Prática contribui para consolidar um ambiente de mais diálogo e tolerância; Ministério da Educação encaminhou portaria para todo Brasil

 

Os alunos das Escolas Técnicas Estaduais (Etecs) de São Paulo podem usar o nome social desde 2014, ano em que o Conselho Estadual de Educação (CEE) paulista aprovou uma resolução permitindo que estudantes pudessem ser chamados pelo nome que escolhessem em escolas de todo o Estado. Essa semana, o Ministério da Educação encaminhou portaria no mesmo sentido para todo o Brasil.

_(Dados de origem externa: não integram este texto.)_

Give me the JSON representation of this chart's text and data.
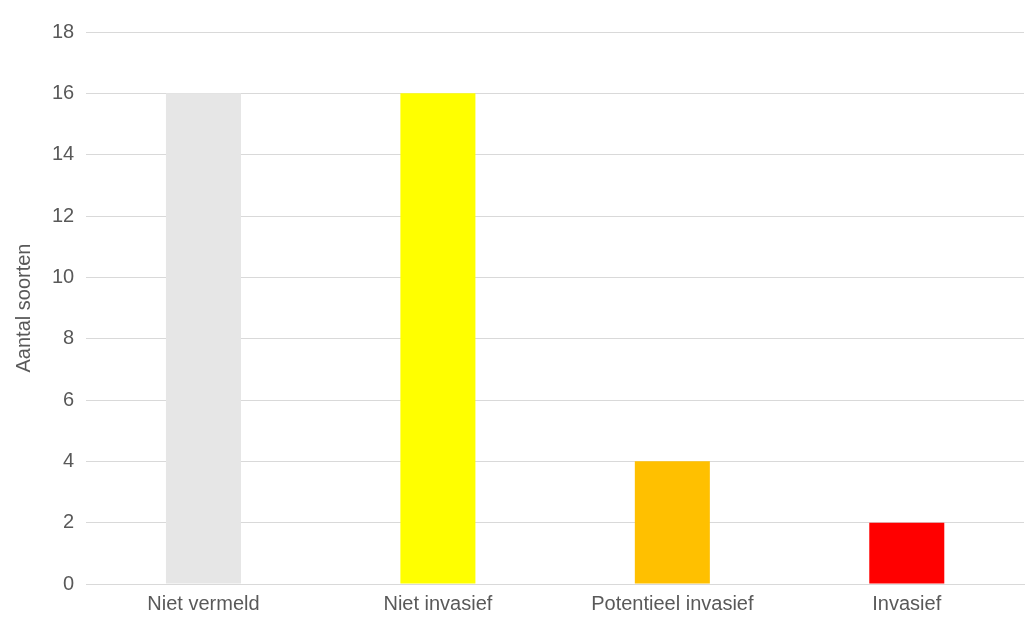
{
  "chart_data": {
    "type": "bar",
    "ylabel": "Aantal soorten",
    "categories": [
      "Niet vermeld",
      "Niet invasief",
      "Potentieel invasief",
      "Invasief"
    ],
    "values": [
      16,
      16,
      4,
      2
    ],
    "colors": [
      "#e6e6e6",
      "#ffff00",
      "#ffc000",
      "#ff0000"
    ],
    "ylim": [
      0,
      18
    ],
    "yticks": [
      0,
      2,
      4,
      6,
      8,
      10,
      12,
      14,
      16,
      18
    ],
    "grid": "y",
    "legend": false
  }
}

“Uma estrutura normatizada nivela as pessoas em direito e ajuda a combater o preconceito”, afirma Lucília Guerra, diretora de Capacitação Técnica e Pedagógica da Unidade de Ensino Médio e Técnico do Centro Paula Souza (CPS), instituição do Governo de São Paulo responsável pelo ensino profissional no Estado e que administra 221 Etecs. Segundo a educadora, a prática vem contribuindo para consolidar um ambiente de mais diálogo e tolerância.

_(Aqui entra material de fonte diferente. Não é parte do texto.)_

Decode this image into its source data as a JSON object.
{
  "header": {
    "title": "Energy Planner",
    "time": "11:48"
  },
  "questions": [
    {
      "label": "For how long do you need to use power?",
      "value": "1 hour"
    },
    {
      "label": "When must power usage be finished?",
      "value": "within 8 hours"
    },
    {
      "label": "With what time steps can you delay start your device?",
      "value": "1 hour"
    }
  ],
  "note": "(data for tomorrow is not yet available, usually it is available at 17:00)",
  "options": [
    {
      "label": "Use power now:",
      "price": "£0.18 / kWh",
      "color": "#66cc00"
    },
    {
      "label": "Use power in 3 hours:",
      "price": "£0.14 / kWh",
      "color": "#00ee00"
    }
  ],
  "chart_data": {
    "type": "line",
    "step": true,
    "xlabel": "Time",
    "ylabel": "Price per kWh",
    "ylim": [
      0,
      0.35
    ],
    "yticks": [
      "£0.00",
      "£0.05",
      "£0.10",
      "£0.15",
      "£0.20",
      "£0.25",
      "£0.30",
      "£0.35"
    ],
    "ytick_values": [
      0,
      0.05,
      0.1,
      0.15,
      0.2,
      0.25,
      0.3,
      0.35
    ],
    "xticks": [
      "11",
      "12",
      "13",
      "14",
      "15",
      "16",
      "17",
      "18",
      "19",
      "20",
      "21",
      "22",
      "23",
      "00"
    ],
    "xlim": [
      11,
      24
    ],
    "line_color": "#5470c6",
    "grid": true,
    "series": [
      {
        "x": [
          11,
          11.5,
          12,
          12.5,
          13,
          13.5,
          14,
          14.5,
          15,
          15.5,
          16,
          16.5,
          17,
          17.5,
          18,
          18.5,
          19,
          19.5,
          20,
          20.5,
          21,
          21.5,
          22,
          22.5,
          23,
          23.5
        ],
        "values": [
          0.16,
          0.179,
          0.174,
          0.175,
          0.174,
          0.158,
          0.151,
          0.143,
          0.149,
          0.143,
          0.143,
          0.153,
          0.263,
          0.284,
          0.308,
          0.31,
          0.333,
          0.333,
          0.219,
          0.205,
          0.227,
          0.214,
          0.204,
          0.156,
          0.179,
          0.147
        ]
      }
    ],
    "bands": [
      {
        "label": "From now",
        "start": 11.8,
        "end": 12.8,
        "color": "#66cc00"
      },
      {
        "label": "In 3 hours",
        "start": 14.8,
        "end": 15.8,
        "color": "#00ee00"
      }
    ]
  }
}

A mudança, contudo, não é um caminho fácil. “Cria um desafio para a escola, mas tem ajudado alunos nessa situação a se desenvolverem melhor”, afirma Lucília. Em 2017, o CPS organizou duas capacitações de gênero para professores e diretores: “Ações como as que temos promovido no Paula Souza provocam o debate, desarmam as pessoas e ensinam a respeitar o diferente.”

No ano passado, a adoção do nome social por uma aluna da Etec de Artes, na capital, que se identifica com o gênero masculino, ajudou a integrá-la. “Ela começou a ter desmaios e crises nervosas, então conversamos com a família e propusemos o uso do nome social”, conta o diretor da unidade, Cláudio Sant’Ana. “É como se a escola desse um abraço dizendo ‘estamos te entendendo’.” A estudante, que agora adota nome masculino, é a melhor da turma e participa ativamente do grêmio.

Além de promover o debate sobre “trans” e nome social em eventos da escola com a participação de ONGs especializadas, a Etec de Artes criou em 2017 o chamado “banheiro neutro”, que pode ser frequentado por todos. A iniciativa deu certo e deve ser ampliada pela direção.